Speeding up loading of model weights
Hi guys, I have setup my severless docker image to contain all my required model weights. My handler script also loads the weights using the diffusers library's
.from_pretrained
with local_files_only=true
so we are loading everything locally. I notice that during cold starts, loading those weights still take around 25 seconds till the logs display --- Starting Serverless Worker | Version 1.6.2 ---
.
Anyone has experience optimising the time needed tp load weights? Could we pre-load it on ram or something (I may be totally off)?4 Replies
Are the models built into your image or stored on a network volume?
Also, where in your code are you loading the models from disk?

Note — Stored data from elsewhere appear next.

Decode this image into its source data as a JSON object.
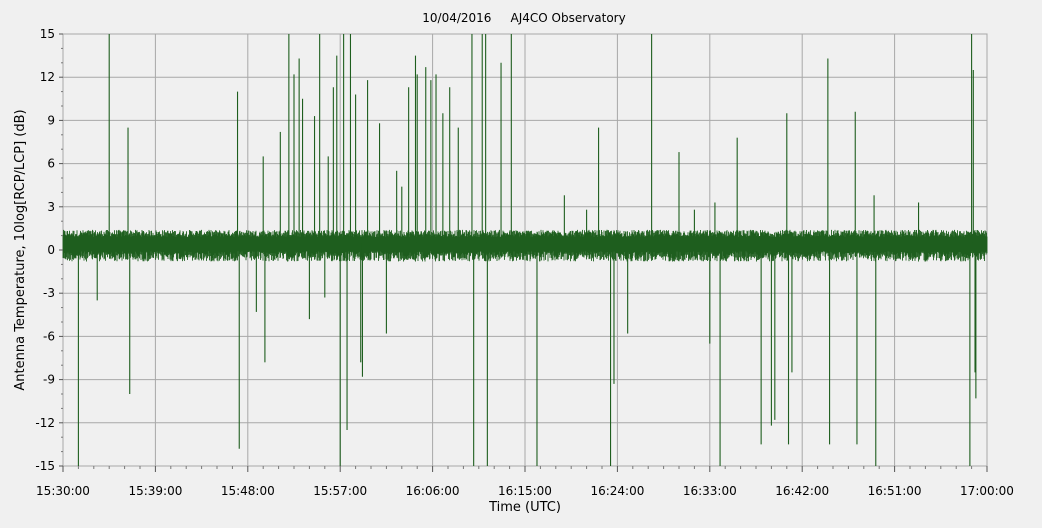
{
  "chart_data": {
    "type": "line",
    "title": "10/04/2016     AJ4CO Observatory",
    "xlabel": "Time (UTC)",
    "ylabel": "Antenna Temperature, 10log[RCP/LCP] (dB)",
    "xlim": [
      "15:30:00",
      "17:00:00"
    ],
    "ylim": [
      -15,
      15
    ],
    "x_ticks": [
      "15:30:00",
      "15:39:00",
      "15:48:00",
      "15:57:00",
      "16:06:00",
      "16:15:00",
      "16:24:00",
      "16:33:00",
      "16:42:00",
      "16:51:00",
      "17:00:00"
    ],
    "y_ticks": [
      "15",
      "12",
      "9",
      "6",
      "3",
      "0",
      "-3",
      "-6",
      "-9",
      "-12",
      "-15"
    ],
    "grid": true,
    "baseline_db": 0.5,
    "noise_band_db": [
      -0.8,
      1.4
    ],
    "series": [
      {
        "color": "#1e5e1e",
        "spikes": [
          {
            "t": "15:31:30",
            "v": -15
          },
          {
            "t": "15:33:20",
            "v": -3.5
          },
          {
            "t": "15:34:30",
            "v": 15
          },
          {
            "t": "15:36:20",
            "v": 8.5
          },
          {
            "t": "15:36:30",
            "v": -10
          },
          {
            "t": "15:47:00",
            "v": 11
          },
          {
            "t": "15:47:10",
            "v": -13.8
          },
          {
            "t": "15:48:50",
            "v": -4.3
          },
          {
            "t": "15:49:30",
            "v": 6.5
          },
          {
            "t": "15:49:40",
            "v": -7.8
          },
          {
            "t": "15:51:10",
            "v": 8.2
          },
          {
            "t": "15:52:00",
            "v": 15
          },
          {
            "t": "15:52:30",
            "v": 12.2
          },
          {
            "t": "15:53:00",
            "v": 13.3
          },
          {
            "t": "15:53:20",
            "v": 10.5
          },
          {
            "t": "15:54:00",
            "v": -4.8
          },
          {
            "t": "15:54:30",
            "v": 9.3
          },
          {
            "t": "15:55:00",
            "v": 15
          },
          {
            "t": "15:55:30",
            "v": -3.3
          },
          {
            "t": "15:55:50",
            "v": 6.5
          },
          {
            "t": "15:56:20",
            "v": 11.3
          },
          {
            "t": "15:56:40",
            "v": 13.5
          },
          {
            "t": "15:57:00",
            "v": -15
          },
          {
            "t": "15:57:20",
            "v": 15
          },
          {
            "t": "15:57:40",
            "v": -12.5
          },
          {
            "t": "15:58:00",
            "v": 15
          },
          {
            "t": "15:58:30",
            "v": 10.8
          },
          {
            "t": "15:59:00",
            "v": -7.8
          },
          {
            "t": "15:59:10",
            "v": -8.8
          },
          {
            "t": "15:59:40",
            "v": 11.8
          },
          {
            "t": "16:00:50",
            "v": 8.8
          },
          {
            "t": "16:01:30",
            "v": -5.8
          },
          {
            "t": "16:02:30",
            "v": 5.5
          },
          {
            "t": "16:03:00",
            "v": 4.4
          },
          {
            "t": "16:03:40",
            "v": 11.3
          },
          {
            "t": "16:04:20",
            "v": 13.5
          },
          {
            "t": "16:04:30",
            "v": 12.2
          },
          {
            "t": "16:05:20",
            "v": 12.7
          },
          {
            "t": "16:05:50",
            "v": 11.8
          },
          {
            "t": "16:06:20",
            "v": 12.2
          },
          {
            "t": "16:07:00",
            "v": 9.5
          },
          {
            "t": "16:07:40",
            "v": 11.3
          },
          {
            "t": "16:08:30",
            "v": 8.5
          },
          {
            "t": "16:09:50",
            "v": 15
          },
          {
            "t": "16:10:00",
            "v": -15
          },
          {
            "t": "16:10:50",
            "v": 15
          },
          {
            "t": "16:11:10",
            "v": 15
          },
          {
            "t": "16:11:20",
            "v": -15
          },
          {
            "t": "16:12:40",
            "v": 13
          },
          {
            "t": "16:13:40",
            "v": 15
          },
          {
            "t": "16:16:10",
            "v": -15
          },
          {
            "t": "16:18:50",
            "v": 3.8
          },
          {
            "t": "16:21:00",
            "v": 2.8
          },
          {
            "t": "16:22:10",
            "v": 8.5
          },
          {
            "t": "16:23:20",
            "v": -15
          },
          {
            "t": "16:23:40",
            "v": -9.3
          },
          {
            "t": "16:25:00",
            "v": -5.8
          },
          {
            "t": "16:27:20",
            "v": 15
          },
          {
            "t": "16:30:00",
            "v": 6.8
          },
          {
            "t": "16:31:30",
            "v": 2.8
          },
          {
            "t": "16:33:00",
            "v": -6.5
          },
          {
            "t": "16:33:30",
            "v": 3.3
          },
          {
            "t": "16:34:00",
            "v": -15
          },
          {
            "t": "16:35:40",
            "v": 7.8
          },
          {
            "t": "16:38:00",
            "v": -13.5
          },
          {
            "t": "16:39:00",
            "v": -12.2
          },
          {
            "t": "16:39:20",
            "v": -11.8
          },
          {
            "t": "16:40:30",
            "v": 9.5
          },
          {
            "t": "16:40:40",
            "v": -13.5
          },
          {
            "t": "16:41:00",
            "v": -8.5
          },
          {
            "t": "16:44:30",
            "v": 13.3
          },
          {
            "t": "16:44:40",
            "v": -13.5
          },
          {
            "t": "16:47:10",
            "v": 9.6
          },
          {
            "t": "16:47:20",
            "v": -13.5
          },
          {
            "t": "16:49:00",
            "v": 3.8
          },
          {
            "t": "16:49:10",
            "v": -15
          },
          {
            "t": "16:53:20",
            "v": 3.3
          },
          {
            "t": "16:58:20",
            "v": -15
          },
          {
            "t": "16:58:30",
            "v": 15
          },
          {
            "t": "16:58:40",
            "v": 12.5
          },
          {
            "t": "16:58:50",
            "v": -8.5
          },
          {
            "t": "16:58:55",
            "v": -10.3
          }
        ]
      }
    ]
  }
}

I.e. From global scope / main, in the handler?
1. The weights are built into the image
2. It is defined in the global scope, outside of the main
handler
function that runpod.serverless.start
calls
Since I require multiple models, I'm not sure what other optimizations / good practices are there so I'm asking here haha.

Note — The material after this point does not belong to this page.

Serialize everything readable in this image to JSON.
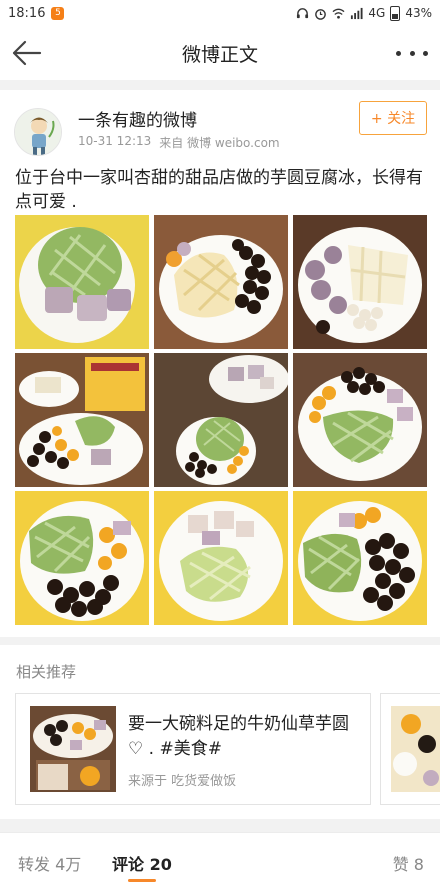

Thanks for such a quick response though!Loading the models up in the global scope will increase the cold startup time but it will speed up subsequent requests dramatically. This will come into play with active servers and FlashBoot. FlashBoot will come into play when a worker finishes with a request and it has another request waiting for it. So, the more workers and traffic to your endpoints the more efficient FlashBoot will become. Active servers run all the time so after the 1st query they will respond quickly, regardless of you traffic. It's a balancing act to figure out what is best number of active and max workers for your traffic
load outside of job function